Como escola literária, o Realismo Mágico surgiu no início do século passado. Seus escritores mais expressivos são latino-americanos, como Bioy Casares, Jorge Luís Borges, Juan Rulfo, Arturo Uslar Pietri, Júlio Cortázar, José J. Veiga, dentre outros. O lusitano José Saramago bebeu avidamente nessa fonte.
Uma das características mais evidentes desse jeito de narrar é a presença de elementos mágicos ou situações fantásticas percebidas como normais no contexto da narrativa. Por exemplo: em “A Invenção de Morel”, de Bioy casares, o protagonista se percebe, não como um ente autônomo, mas apenas como uma miragem, imaginada e sob controle de um terceiro; em um conto de Borges, o Borges velho conversa calmamente como o Borges moço, numa tarde de verão numa praça em Buenos Aires; em Pedro Páramo, de Juan Rulfo, o herói, em busca do pai, chega a Comala, uma cidade cujo clima é tão estuporado que niguém tem certeza de que esteja vivo ou morto, inclusive o herói; em “A Máquina Extraviada”, de José J. Veiga, um maquinismo descomunal é colocado na praça de uma cidadezinha, sem nenhuma informação e sem qualquer finalidade conhecida, mudando o comportamento dos habitantes, inclusive com as velhinhas se benzendo diante dela, cerimoniosamente; em “Cem Anos de Solidão”, que é um rosário de cenas mágicas, há uma em que a umidade do ar é tão elevada que os peixes entram nadando calmamente pela porta e saem pelas janelas.

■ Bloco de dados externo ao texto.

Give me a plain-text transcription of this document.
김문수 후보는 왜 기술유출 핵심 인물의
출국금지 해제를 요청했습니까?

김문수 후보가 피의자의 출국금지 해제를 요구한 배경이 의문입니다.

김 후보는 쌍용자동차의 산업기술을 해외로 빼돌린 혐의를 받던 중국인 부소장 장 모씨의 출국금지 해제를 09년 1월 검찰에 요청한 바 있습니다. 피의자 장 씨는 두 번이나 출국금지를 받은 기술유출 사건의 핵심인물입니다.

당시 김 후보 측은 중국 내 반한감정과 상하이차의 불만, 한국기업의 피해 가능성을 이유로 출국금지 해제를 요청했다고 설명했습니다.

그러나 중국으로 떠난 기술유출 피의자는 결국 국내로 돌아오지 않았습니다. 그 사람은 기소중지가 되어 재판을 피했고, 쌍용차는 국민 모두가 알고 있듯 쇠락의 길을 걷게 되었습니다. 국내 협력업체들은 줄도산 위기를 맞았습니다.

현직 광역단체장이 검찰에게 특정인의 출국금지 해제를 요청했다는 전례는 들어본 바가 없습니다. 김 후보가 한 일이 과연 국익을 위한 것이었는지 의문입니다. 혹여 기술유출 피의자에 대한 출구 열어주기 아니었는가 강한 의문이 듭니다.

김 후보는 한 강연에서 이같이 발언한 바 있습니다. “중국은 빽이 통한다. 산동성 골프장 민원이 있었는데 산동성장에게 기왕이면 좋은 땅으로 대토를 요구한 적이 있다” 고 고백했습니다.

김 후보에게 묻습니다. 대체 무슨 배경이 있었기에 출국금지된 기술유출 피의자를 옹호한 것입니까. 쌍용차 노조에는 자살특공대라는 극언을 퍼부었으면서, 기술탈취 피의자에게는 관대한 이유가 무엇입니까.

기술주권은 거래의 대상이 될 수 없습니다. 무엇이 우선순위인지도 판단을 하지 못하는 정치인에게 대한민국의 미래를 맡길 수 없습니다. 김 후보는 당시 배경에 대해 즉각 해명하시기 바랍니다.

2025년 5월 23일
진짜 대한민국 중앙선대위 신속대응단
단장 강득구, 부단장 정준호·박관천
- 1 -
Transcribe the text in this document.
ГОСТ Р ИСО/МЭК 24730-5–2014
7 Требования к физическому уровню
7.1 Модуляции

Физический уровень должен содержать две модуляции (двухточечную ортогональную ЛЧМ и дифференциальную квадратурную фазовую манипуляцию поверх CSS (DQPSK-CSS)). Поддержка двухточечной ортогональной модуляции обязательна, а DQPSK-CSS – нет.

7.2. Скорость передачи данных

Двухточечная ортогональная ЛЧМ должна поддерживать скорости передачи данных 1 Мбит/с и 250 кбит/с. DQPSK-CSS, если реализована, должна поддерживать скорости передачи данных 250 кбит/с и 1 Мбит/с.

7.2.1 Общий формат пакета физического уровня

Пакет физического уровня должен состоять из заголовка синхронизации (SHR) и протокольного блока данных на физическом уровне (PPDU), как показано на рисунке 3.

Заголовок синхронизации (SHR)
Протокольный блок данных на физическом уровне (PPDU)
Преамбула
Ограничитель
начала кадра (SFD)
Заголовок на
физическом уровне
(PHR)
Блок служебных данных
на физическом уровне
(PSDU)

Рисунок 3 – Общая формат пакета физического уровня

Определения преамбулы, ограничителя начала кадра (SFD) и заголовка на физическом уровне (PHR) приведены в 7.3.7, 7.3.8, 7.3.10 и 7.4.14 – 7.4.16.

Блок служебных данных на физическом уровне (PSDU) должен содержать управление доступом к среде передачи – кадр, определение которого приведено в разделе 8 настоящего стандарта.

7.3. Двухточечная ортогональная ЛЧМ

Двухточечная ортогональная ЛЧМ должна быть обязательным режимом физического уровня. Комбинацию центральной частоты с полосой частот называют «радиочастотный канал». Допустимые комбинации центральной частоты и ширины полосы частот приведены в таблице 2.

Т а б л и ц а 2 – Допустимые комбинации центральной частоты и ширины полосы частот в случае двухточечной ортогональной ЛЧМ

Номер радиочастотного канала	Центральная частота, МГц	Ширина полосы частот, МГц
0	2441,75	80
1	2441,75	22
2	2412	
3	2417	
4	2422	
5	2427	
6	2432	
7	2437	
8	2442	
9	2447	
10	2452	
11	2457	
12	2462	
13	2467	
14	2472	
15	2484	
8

Tudo isso descrito de uma forma muito natural e fleumática.
Aliás, essa noção de realismo mágico nada mais é do que a apreensão estética, literária, intelectual de um comportamento, de uma noção corriqueira das pessoas habitantes do grotões da América Latina. Especialmente dos cafundós do Brasil.
A propósito do que escrevi como título, cito duas anedotas que eu ouvia contar pelo pessoal da roça, quando eu era criança. Um capiau conta ao outro: — Parceiro, sistempo eu tava com a tarefa de roçar o pasto meio atrasada. O sol assim assim pra entrar e a inda me faltava um eito enorme. Aí eu desci a foice com vontade, roçando feito um doido. Tinha lá uma moita de assa-peixe bem grande, onde a mula do patrão tava escondida. Sem perceber, rapaz, num golpe eu torei o pescoço da mula. E agora?
— pensei. Peguei a cabeça dela ainda piscando e com toda a minha força, juntei com o corpo desinquieto. Rezei aquela mandraca que minha avó me ensinou. Ah! Foi batata! A cabeça pregou no corpo, na hora. Parece que ela nem ressentiu. Tá lá pra quem quiser ver. Ainda mais serelepe do que antes, porque na afobação da hora, preguei a cabeça dela com a cara voltada pra cima. Duvida?
Duvido nada! E eu não sei? — retruca o outro. Lá no sítio do meu avô, divisa donde você trabalhava, tinha uma bica d’água feita de aroeira tão antiga, mas tão antiga, que o dia em que ela apodreceu e caiu, a água já tão acostumada a passar por ela, continuou correndo do mesmo jeito, sem a bica. No ar.
— Ara, mas isso não pode ser, — retruca o primeiro.
— Pode sim, rapaz. Era lá que a mula de cabeça virada do seu patrão ia beber água?!
Outra anedota rural de cunho fantástico: dois capinadores carpiam as ruas de milho, lado a lado, enquanto proseavam. De repente um elefante adulto passa voando com estardalhaço, do vale em direção à serra. Os dois enxadeiros, silenciaram-se, apoiaram o sovaco no cabo da enxada e ficaram na espreita. De repente passa uma elefanta, em voo igualmente ruidoso, seguindo a mesma trajetória. Os capiaus mantêm a fleuma e o silêncio e continuam na espreita. Não demora até que passa um elefantinho num voo claudicante de aprendiz. Em seguida passa mais um, e logo um outro mais. Um braçal vira pro companheiro e comenta, como se aquilo fosse a coisa mais normal do mundo:
— É… o ninho deles deve ser logo ali no mato.
— É bem lá mesmo que eu desconfiava.
E voltam a capinar naturalmente, retomando o assunto que haviam interrompido.